I spent some time putting epoxy on inside seams. This is beginning of fiberglass on outside seams.
outside seams finished. This was a frame and screw plan that I decided to convert over to a stitch and glue. Bottom seems a little flimsy. I have a cure. The keelson they called it.
Looks like a board installed down the hull centerline. I opened up a pocket on the stem and stern for the ends. Made a test fit. It bows quite a bit so is a tight fit. All good. mixed up epoxy and snapped it in place. screwed in in until epoxy cured. Hull is stiff now.. :-)
Keel is now installed. It requires 2 people. I had just myself. Turns out that it is extremely difficult to get lined up square by yourself. It is epoxied on. It is a little warped. Not bad. I will fair it out with epoxy. Then will fiberglass keel and rest of bottom. It will add a little weight but not much. I may end up keeping this one and the whole idea about going with wood was to gain the building experience and get away from the inflatable dinghy. I intend to go oystering. I am not doing that with something that can pop. :-)
Results of a trip to store on bike. I have been forcing myself to keep riding all I can. All I can do is keep pushing and hope that in time things improve.
This week I have been struggling with the feeling of a knife stabbed between shoulder blades. It is hard to reach out to retrieve a glass of water. The pain is sharp enough it takes my breath away. Any and all movement stops the show. Throw in the pain in lower back, hips and this crazy pain down legs and I feel kinda special. I usually hurt bad enough that I just feel exhausted.
I noticed this week that while I was still on pain meds, 5 Hr. energy shots worked pretty well to help me feel like moving. I am over two months off pain meds now. The energy shots no longer help. I ran out of the bodybuilders pre workout stuff and tried the shots again. no comparison. Bodybuilder stuff is best.
This last bout of pain flair up has had me thinking maybe having something besides aleve around for pain would be a good idea. I changed my mind. I won't do it. I still have lots of what I call buzzy days when the pain meds are coming out of my system. I will not allow a step backwards.
I am learning to accept that I have limitations. It has not been easy. But every so often I remember to look back and see where I was when I decided to buy Mary Lee. I will take what I can get and keep moving ahead.
Should be sailing soon. I know...sounds like it is taking a while to accomplish much. I am fighting all I can every day to get my body to a place that is acceptable and my mind is coming out of the medicine induced stuper. I am pleased so far. Just have a ways to go.

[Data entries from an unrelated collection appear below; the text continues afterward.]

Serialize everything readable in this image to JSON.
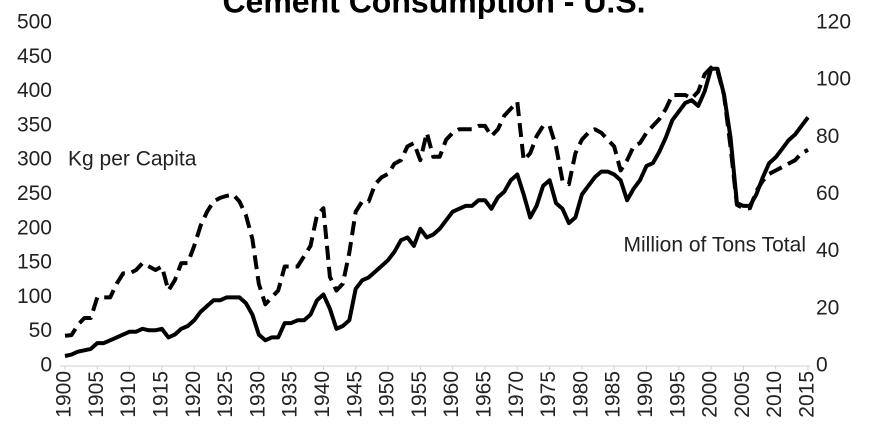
{
  "chart_data": {
    "type": "line",
    "title": "Cement Consumption - U.S.",
    "xlim": [
      1900,
      2015
    ],
    "xticks": [
      1900,
      1905,
      1910,
      1915,
      1920,
      1925,
      1930,
      1935,
      1940,
      1945,
      1950,
      1955,
      1960,
      1965,
      1970,
      1975,
      1980,
      1985,
      1990,
      1995,
      2000,
      2005,
      2010,
      2015
    ],
    "ylim": [
      0,
      500
    ],
    "yticks": [
      0,
      50,
      100,
      150,
      200,
      250,
      300,
      350,
      400,
      450,
      500
    ],
    "y2lim": [
      0,
      120
    ],
    "y2ticks": [
      0,
      20,
      40,
      60,
      80,
      100,
      120
    ],
    "grid": false,
    "x": [
      1900,
      1901,
      1902,
      1903,
      1904,
      1905,
      1906,
      1907,
      1908,
      1909,
      1910,
      1911,
      1912,
      1913,
      1914,
      1915,
      1916,
      1917,
      1918,
      1919,
      1920,
      1921,
      1922,
      1923,
      1924,
      1925,
      1926,
      1927,
      1928,
      1929,
      1930,
      1931,
      1932,
      1933,
      1934,
      1935,
      1936,
      1937,
      1938,
      1939,
      1940,
      1941,
      1942,
      1943,
      1944,
      1945,
      1946,
      1947,
      1948,
      1949,
      1950,
      1951,
      1952,
      1953,
      1954,
      1955,
      1956,
      1957,
      1958,
      1959,
      1960,
      1961,
      1962,
      1963,
      1964,
      1965,
      1966,
      1967,
      1968,
      1969,
      1970,
      1971,
      1972,
      1973,
      1974,
      1975,
      1976,
      1977,
      1978,
      1979,
      1980,
      1981,
      1982,
      1983,
      1984,
      1985,
      1986,
      1987,
      1988,
      1989,
      1990,
      1991,
      1992,
      1993,
      1994,
      1995,
      1996,
      1997,
      1998,
      1999,
      2000,
      2001,
      2002,
      2003,
      2004,
      2005,
      2006,
      2007,
      2008,
      2009,
      2010,
      2011,
      2012,
      2013,
      2014,
      2015
    ],
    "series": [
      {
        "name": "Kg per Capita",
        "color": "#000000",
        "dashed": true,
        "axis": "y",
        "values": [
          44,
          45,
          60,
          70,
          70,
          100,
          100,
          100,
          120,
          135,
          135,
          140,
          150,
          145,
          140,
          145,
          110,
          125,
          150,
          150,
          175,
          205,
          225,
          240,
          245,
          248,
          250,
          240,
          220,
          185,
          120,
          90,
          100,
          110,
          145,
          145,
          145,
          160,
          175,
          220,
          230,
          130,
          110,
          120,
          165,
          225,
          240,
          240,
          265,
          275,
          280,
          295,
          300,
          320,
          325,
          300,
          340,
          305,
          305,
          330,
          340,
          345,
          345,
          345,
          350,
          350,
          335,
          345,
          365,
          375,
          385,
          300,
          310,
          335,
          350,
          350,
          320,
          270,
          265,
          310,
          330,
          340,
          345,
          340,
          330,
          320,
          285,
          300,
          320,
          325,
          340,
          350,
          360,
          375,
          395,
          395,
          395,
          390,
          400,
          425,
          435,
          430,
          395,
          320,
          235,
          230,
          230,
          255,
          270,
          280,
          285,
          290,
          295,
          300,
          310,
          315
        ]
      },
      {
        "name": "Million of Tons Total",
        "color": "#000000",
        "dashed": false,
        "axis": "y2",
        "values": [
          3.5,
          4,
          5,
          5.5,
          6,
          8,
          8,
          9,
          10,
          11,
          12,
          12,
          13,
          12.5,
          12.5,
          13,
          10,
          11,
          13,
          14,
          16,
          19,
          21,
          23,
          23,
          24,
          24,
          24,
          22,
          18,
          11,
          9,
          10,
          10,
          15,
          15,
          16,
          16,
          18,
          23,
          25,
          20,
          13,
          14,
          16,
          27,
          30,
          31,
          33,
          35,
          37,
          40,
          44,
          45,
          42,
          48,
          45,
          46,
          48,
          51,
          54,
          55,
          56,
          56,
          58,
          58,
          55,
          59,
          61,
          65,
          67,
          60,
          52,
          56,
          63,
          65,
          57,
          55,
          50,
          52,
          60,
          63,
          66,
          68,
          68,
          67,
          65,
          58,
          62,
          65,
          70,
          71,
          75,
          80,
          86,
          89,
          92,
          93,
          91,
          96,
          104,
          104,
          95,
          80,
          57,
          56,
          56,
          60,
          66,
          71,
          73,
          76,
          79,
          81,
          84,
          87
        ]
      }
    ]
  }
}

Helmet came with new bike. Never wore one of these on a bicycle before but I am riding on the fog line because there is no shoulder on these roads.

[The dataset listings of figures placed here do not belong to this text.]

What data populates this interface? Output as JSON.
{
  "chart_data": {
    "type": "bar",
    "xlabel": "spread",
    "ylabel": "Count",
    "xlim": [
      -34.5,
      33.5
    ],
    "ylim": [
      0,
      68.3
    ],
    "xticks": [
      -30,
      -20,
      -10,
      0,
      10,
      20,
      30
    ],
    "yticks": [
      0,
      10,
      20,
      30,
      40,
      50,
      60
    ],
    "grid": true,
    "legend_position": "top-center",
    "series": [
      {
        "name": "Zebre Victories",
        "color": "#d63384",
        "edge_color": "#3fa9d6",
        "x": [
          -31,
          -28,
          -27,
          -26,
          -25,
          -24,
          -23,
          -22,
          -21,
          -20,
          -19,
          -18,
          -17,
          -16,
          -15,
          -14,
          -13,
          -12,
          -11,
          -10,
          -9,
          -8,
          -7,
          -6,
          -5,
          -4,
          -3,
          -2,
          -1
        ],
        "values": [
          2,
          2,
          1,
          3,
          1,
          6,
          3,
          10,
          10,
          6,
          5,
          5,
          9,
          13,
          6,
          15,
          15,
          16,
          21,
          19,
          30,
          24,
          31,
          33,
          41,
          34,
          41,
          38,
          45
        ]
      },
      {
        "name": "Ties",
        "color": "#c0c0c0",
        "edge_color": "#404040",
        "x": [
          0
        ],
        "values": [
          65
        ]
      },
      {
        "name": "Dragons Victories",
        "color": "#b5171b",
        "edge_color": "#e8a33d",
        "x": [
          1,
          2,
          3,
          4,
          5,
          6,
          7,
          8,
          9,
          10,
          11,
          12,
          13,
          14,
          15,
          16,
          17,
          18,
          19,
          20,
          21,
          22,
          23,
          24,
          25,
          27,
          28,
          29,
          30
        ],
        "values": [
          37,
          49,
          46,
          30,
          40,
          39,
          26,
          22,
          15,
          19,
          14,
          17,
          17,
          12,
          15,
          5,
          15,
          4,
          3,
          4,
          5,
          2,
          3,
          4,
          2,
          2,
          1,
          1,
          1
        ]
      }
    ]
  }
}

Wearing a dark helmet in the sun seems a bit much. I made it into a white one.
Laundry day.
Here it is.. new bike. I ordered the largest basket I could find on line.

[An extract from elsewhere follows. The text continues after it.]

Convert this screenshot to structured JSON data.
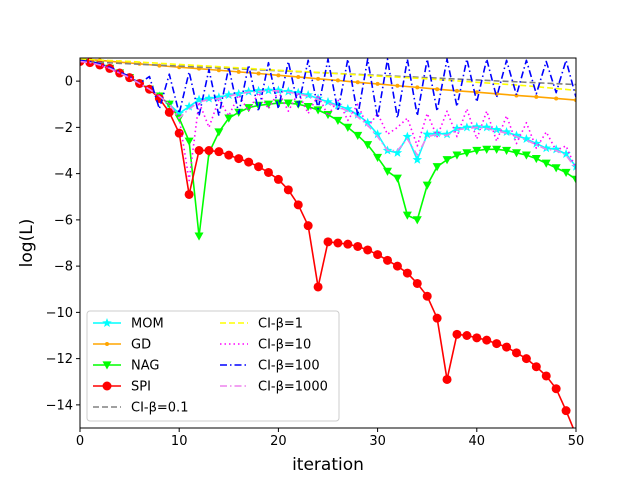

She (Mary Lee) is facing the sunset. It is coming. It has been a difficult road so far. Sometimes it is all I can take. Somehow I get through the obstacles. Sometimes with the help of friends ( I have made some great friends). But through the obstacles I do get. I would not trade what I am doing for anything. Sure there are lots of easier ways to go, I didn't pick one of those for obvious reasons. I will be going south this fall.
There are some changes for me on the horizon. Good ones!!!